Here is what I am thinking:
#include <iostream>
#include <iomanip>
int main ()
{
double x = 10-9.99;
std::cout << x << std::endl;
std::cout << std::setprecision (16);
std::cout << x;
return 0;
}
The above program prints 0.01 by evaluating x before setprecision () and a long number that is not exactly equal to 0.01, for x after setprecision ().cout has a default precision of 16 when printing floating point numbers in my machine. If precision is 16, the above value should be something like 0.0100000000000000 but it remains 0.01but when I setprecision () to 16, the program prints a long number containing 16 digits. So my question is, why cout doesn't prints all the digits according to types default precision. Why we need to force cout (by using setprecision ()) to print all the digits?
why cout doesn't prints all the digits according to types default precision.
If you use std::fixed as well as setprecision, it will display however-many digits the precision asks for, without rounding and truncating.

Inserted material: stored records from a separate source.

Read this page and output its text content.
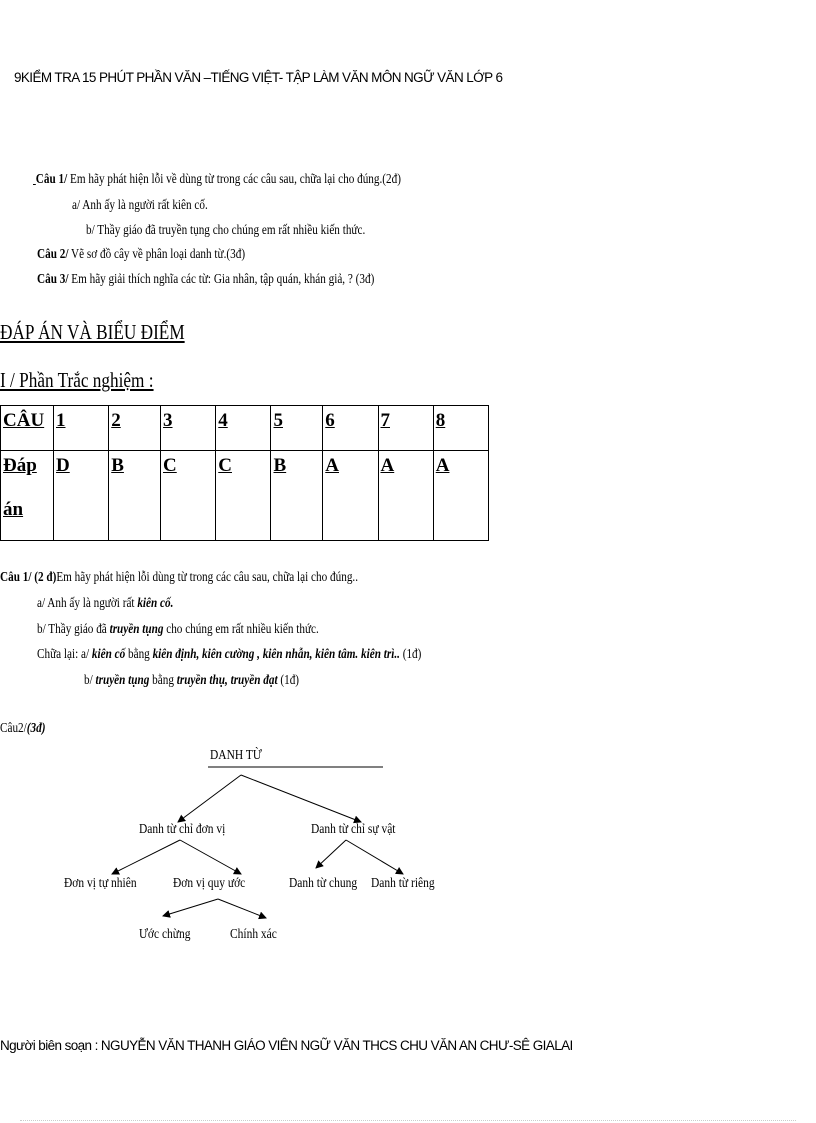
9KIỂM TRA 15 PHÚT PHẦN VĂN –TIẾNG VIỆT- TẬP LÀM VĂN MÔN NGỮ VĂN LỚP 6
Câu 1/ Em hãy phát hiện lỗi về dùng từ trong các câu sau, chữa lại cho đúng.(2đ)
a/ Anh ấy là người rất kiên cố.
b/ Thầy giáo đã truyền tụng cho chúng em rất nhiều kiến thức.
Câu 2/ Vẽ sơ đồ cây về phân loại danh từ.(3đ)
Câu 3/ Em hãy giải thích nghĩa các từ: Gia nhân, tập quán, khán giả, ? (3đ)
ĐÁP ÁN VÀ BIỂU ĐIỂM
I / Phần Trắc nghiệm :
CÂU	1	2	3	4	5	6	7	8
Đáp

án	D	B	C	C	B	A	A	A
Câu 1/ (2 đ)Em hãy phát hiện lỗi dùng từ trong các câu sau, chữa lại cho đúng..
a/ Anh ấy là người rất kiên cố.
b/ Thầy giáo đã truyền tụng cho chúng em rất nhiều kiến thức.
Chữa lại: a/ kiên cố bằng kiên định, kiên cường , kiên nhẫn, kiên tâm. kiên trì.. (1đ)
b/ truyền tụng bằng truyền thụ, truyền đạt (1đ)
Câu2/(3đ)
DANH TỪ
Danh từ chỉ đơn vị	Danh từ chỉ sự vật
Đơn vị tự nhiên	Đơn vị quy ước	Danh từ chung Danh từ riêng
Ước chừng	Chính xác
Người biên soạn : NGUYỄN VĂN THANH GIÁO VIÊN NGỮ VĂN THCS CHU VĂN AN CHƯ-SÊ GIALAI
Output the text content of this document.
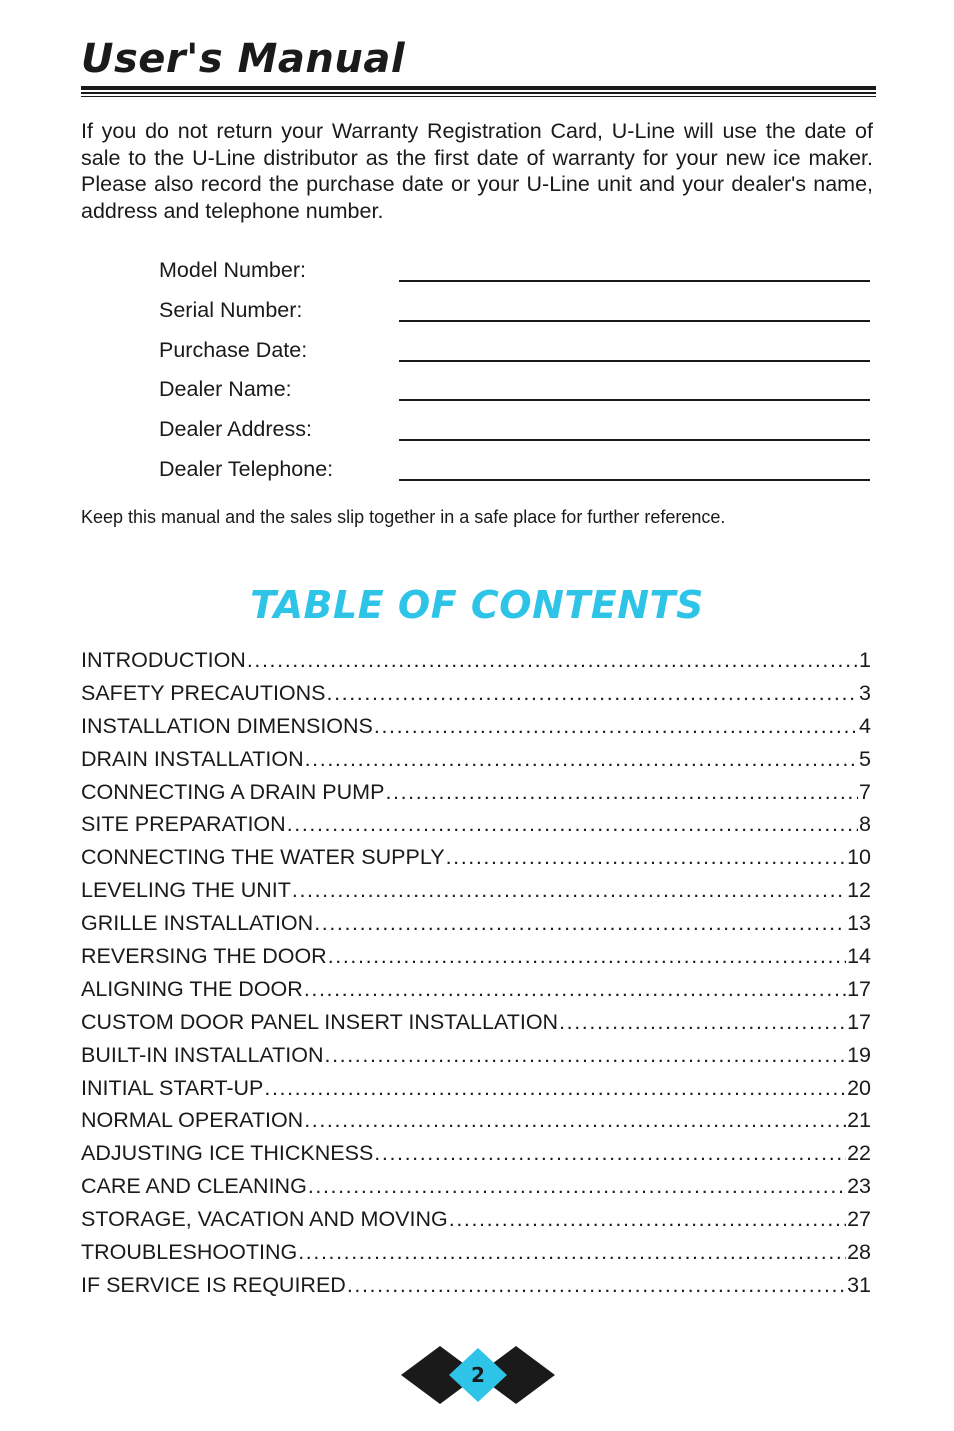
User's Manual

If you do not return your Warranty Registration Card, U-Line will use the date of sale to the U-Line distributor as the first date of warranty for your new ice maker. Please also record the purchase date or your U-Line unit and your dealer's name, address and telephone number.

Model Number:
Serial Number:
Purchase Date:
Dealer Name:
Dealer Address:
Dealer Telephone:

Keep this manual and the sales slip together in a safe place for further reference.

TABLE OF CONTENTS
INTRODUCTION .....	1
SAFETY PRECAUTIONS .....	3
INSTALLATION DIMENSIONS .....	4
DRAIN INSTALLATION .....	5
CONNECTING A DRAIN PUMP .....	7
SITE PREPARATION .....	8
CONNECTING THE WATER SUPPLY .....	10
LEVELING THE UNIT .....	12
GRILLE INSTALLATION .....	13
REVERSING THE DOOR .....	14
ALIGNING THE DOOR .....	17
CUSTOM DOOR PANEL INSERT INSTALLATION .....	17
BUILT-IN INSTALLATION .....	19
INITIAL START-UP .....	20
NORMAL OPERATION .....	21
ADJUSTING ICE THICKNESS .....	22
CARE AND CLEANING .....	23
STORAGE, VACATION AND MOVING .....	27
TROUBLESHOOTING .....	28
IF SERVICE IS REQUIRED .....	31
2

As for why the rounding accounts for the output...
Let's get your code to print a couple other things too:
#include <iostream>
#include <iomanip>
int main ()
{
double x = 10-9.99;
std::cout << x << '\n';
std::cout << std::setprecision (16);
std::cout << x << '\n';
std::cout << 0.01 << '\n';
std::cout << std::setprecision (18);
std::cout << x << '\n';
std::cout << 0.01 << '\n';
std::cout << x - 0.01 << '\n';
}
And the output (on one specific compiler/system):
0.01 // x default
0.009999999999999787 // x after setprecision(16)
0.01 // 0.01 after setprecision(16)
0.00999999999999978684 // x after setprecision(18)
0.0100000000000000002 // 0.01 after setprecision(18)
-2.13370987545147273e-16 // x - 0.01
If we look at how 0.01 is directly encoded at 18 digit precision...
0.0100000000000000002
123456789012345678 // counting digits
...we can see clearly why it could get truncated to "0.01" during output at any precision up to 17.
You can also see clearly that there's a different value in x to that created by directly coding 0.01 - that's allowed because it's the result of a calculation, and dependent on a double or CPU-register approximation of 9.99, either or both of which have caused the discrepancy. That error is enough to prevent the rounding to "0.01" at precision 16.
Unfortunately, this kind of thing is normal when handling doubles and floats.